Normal people have a rich variety of memories, including memories of sights, sounds, and factual data.[18] Regarding memory, the whole question of memory has been frustrating for those who have sought its presence in physical substance. During much of the 20th century, there was a determined search for memory in physical substance—by many different researchers. However, these researchers were unable to localize memory in any physical substance.

An issue related to memory is the frequently heard claim that neural networks are the mechanism responsible for human intelligence—in spite of their usefulness being limited to pattern recognition. However, and regardless of usefulness, without both a neural-network algorithm and input-data preprocessing—requiring memory and computational ability—neural networks do nothing. Thus, before invoking physical neural networks to explain any part of human intelligence, memory and computational ability must first exist as part of the physical substance of the brain—which does not appear to be the case.

In the latter part of the 20th century, the most common explanation of memory is that it is stored, in effect, by relative differences between individual synapses. Although this explanation has the advantage of not requiring any memory molecules—which have not been found—there must still be a mechanism that records and retrieves memories from this alleged storage medium.
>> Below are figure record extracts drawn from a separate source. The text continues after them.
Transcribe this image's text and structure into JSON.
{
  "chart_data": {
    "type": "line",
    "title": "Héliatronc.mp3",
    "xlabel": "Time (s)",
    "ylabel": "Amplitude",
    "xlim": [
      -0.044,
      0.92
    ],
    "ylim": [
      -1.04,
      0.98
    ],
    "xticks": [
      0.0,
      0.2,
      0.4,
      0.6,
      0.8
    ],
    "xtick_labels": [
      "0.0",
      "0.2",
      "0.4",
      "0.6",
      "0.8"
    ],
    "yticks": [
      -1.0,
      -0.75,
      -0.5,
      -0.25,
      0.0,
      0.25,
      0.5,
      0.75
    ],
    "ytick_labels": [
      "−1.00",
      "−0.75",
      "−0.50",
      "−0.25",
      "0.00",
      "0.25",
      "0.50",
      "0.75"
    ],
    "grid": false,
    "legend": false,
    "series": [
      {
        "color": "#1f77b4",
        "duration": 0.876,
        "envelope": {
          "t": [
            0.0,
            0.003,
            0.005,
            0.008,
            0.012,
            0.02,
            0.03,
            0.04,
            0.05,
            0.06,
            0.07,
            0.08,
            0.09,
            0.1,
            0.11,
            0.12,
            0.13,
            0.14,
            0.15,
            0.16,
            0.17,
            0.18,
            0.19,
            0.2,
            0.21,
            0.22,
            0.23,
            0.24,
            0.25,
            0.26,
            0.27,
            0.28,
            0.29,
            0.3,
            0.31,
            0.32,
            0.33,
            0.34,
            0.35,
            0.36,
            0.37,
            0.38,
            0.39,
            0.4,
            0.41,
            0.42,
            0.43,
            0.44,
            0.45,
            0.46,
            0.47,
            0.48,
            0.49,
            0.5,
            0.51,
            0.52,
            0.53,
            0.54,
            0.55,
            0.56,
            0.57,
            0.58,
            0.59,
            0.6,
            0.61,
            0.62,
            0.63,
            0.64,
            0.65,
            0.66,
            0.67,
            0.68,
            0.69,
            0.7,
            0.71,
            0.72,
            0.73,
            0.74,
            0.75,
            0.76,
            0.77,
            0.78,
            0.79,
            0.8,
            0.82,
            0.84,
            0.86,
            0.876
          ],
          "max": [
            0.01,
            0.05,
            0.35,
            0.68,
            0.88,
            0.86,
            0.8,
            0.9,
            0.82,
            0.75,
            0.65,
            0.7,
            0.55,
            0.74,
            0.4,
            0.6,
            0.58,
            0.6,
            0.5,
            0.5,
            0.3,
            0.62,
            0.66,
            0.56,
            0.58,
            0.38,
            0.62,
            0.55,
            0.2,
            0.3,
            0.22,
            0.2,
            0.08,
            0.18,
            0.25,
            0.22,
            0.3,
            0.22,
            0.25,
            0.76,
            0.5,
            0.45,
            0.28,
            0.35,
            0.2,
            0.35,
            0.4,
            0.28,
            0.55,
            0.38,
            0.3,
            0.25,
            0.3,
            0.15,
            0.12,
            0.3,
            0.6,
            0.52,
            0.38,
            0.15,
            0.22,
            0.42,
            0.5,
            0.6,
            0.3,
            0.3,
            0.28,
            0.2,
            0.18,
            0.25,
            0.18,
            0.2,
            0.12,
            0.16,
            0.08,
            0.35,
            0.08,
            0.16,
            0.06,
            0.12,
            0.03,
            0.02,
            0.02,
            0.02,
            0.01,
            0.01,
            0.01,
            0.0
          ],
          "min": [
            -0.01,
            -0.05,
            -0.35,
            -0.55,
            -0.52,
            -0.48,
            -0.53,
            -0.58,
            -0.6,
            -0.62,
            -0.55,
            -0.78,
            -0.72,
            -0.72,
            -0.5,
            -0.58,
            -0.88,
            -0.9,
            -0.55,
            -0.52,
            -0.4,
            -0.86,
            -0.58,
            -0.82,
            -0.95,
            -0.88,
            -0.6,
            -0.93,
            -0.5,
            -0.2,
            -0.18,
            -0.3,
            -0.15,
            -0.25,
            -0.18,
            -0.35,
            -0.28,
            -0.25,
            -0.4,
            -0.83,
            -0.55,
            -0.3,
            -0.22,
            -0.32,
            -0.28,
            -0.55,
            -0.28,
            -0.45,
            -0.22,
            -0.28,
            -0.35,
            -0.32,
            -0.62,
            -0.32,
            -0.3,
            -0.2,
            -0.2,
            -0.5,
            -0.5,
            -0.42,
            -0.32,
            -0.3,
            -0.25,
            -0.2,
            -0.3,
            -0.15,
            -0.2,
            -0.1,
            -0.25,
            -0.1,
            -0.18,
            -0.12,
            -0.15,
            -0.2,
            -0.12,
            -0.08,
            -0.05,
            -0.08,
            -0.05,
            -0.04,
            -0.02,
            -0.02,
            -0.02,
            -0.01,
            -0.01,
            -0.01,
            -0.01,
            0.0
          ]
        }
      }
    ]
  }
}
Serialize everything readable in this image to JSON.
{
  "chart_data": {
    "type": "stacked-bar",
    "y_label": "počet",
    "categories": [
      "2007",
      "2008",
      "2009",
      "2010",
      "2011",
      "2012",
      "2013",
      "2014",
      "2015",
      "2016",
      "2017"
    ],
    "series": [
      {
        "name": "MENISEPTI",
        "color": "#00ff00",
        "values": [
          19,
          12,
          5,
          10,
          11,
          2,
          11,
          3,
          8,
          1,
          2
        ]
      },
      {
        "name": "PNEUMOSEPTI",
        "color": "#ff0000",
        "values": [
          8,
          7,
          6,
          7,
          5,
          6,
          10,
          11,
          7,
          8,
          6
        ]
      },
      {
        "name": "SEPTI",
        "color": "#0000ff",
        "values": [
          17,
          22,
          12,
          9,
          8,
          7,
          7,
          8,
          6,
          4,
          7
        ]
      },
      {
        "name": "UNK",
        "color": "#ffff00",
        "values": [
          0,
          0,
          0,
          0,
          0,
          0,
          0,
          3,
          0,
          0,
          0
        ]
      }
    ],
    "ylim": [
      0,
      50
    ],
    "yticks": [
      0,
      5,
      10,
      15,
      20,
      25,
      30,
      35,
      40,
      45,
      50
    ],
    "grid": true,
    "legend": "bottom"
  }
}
This requirement of a storage and retrieval mechanism raises many questions. For example:

  1. How does a sequence of single-bit signals along an axon—interpreting, for example, the sodium-ion wave moving along an axon and into the synapses as a 1, and its absence as a 0—become meaningfully encoded into the synapses at the end of that axon?

  2. If memory is encoded into the synapses, then why is the encoded memory not recalled every time the associated axon transmits a signal; or, conversely, why is a memory not encoded every time the associated axon transmits a signal?

  3. How do differences between a neuron’s synapses become a meaningful sequence of single-bit signals along those neurons whose dendrites adjoin those synapses?

The above questions have no answer. Thus, the explanation that memory is stored by relative differences between individual synapses, pushes the problem of memory elsewhere, making it worse in the process, because synapses—based on their physical structure—are specialized for neurotransmitter release, not memory storage and retrieval.

Alternatively, given bions, the location of memories is among the state information of the bions that occupy the neurons of the brain. In other words, each memory exists as part of the state information of one or more bions.


[18] The conscious memories of sights, sounds, and factual data, are high-level representations of memory data that have already undergone extensive processing into the forms that awareness receives (see the discussion of awareness in chapter 6).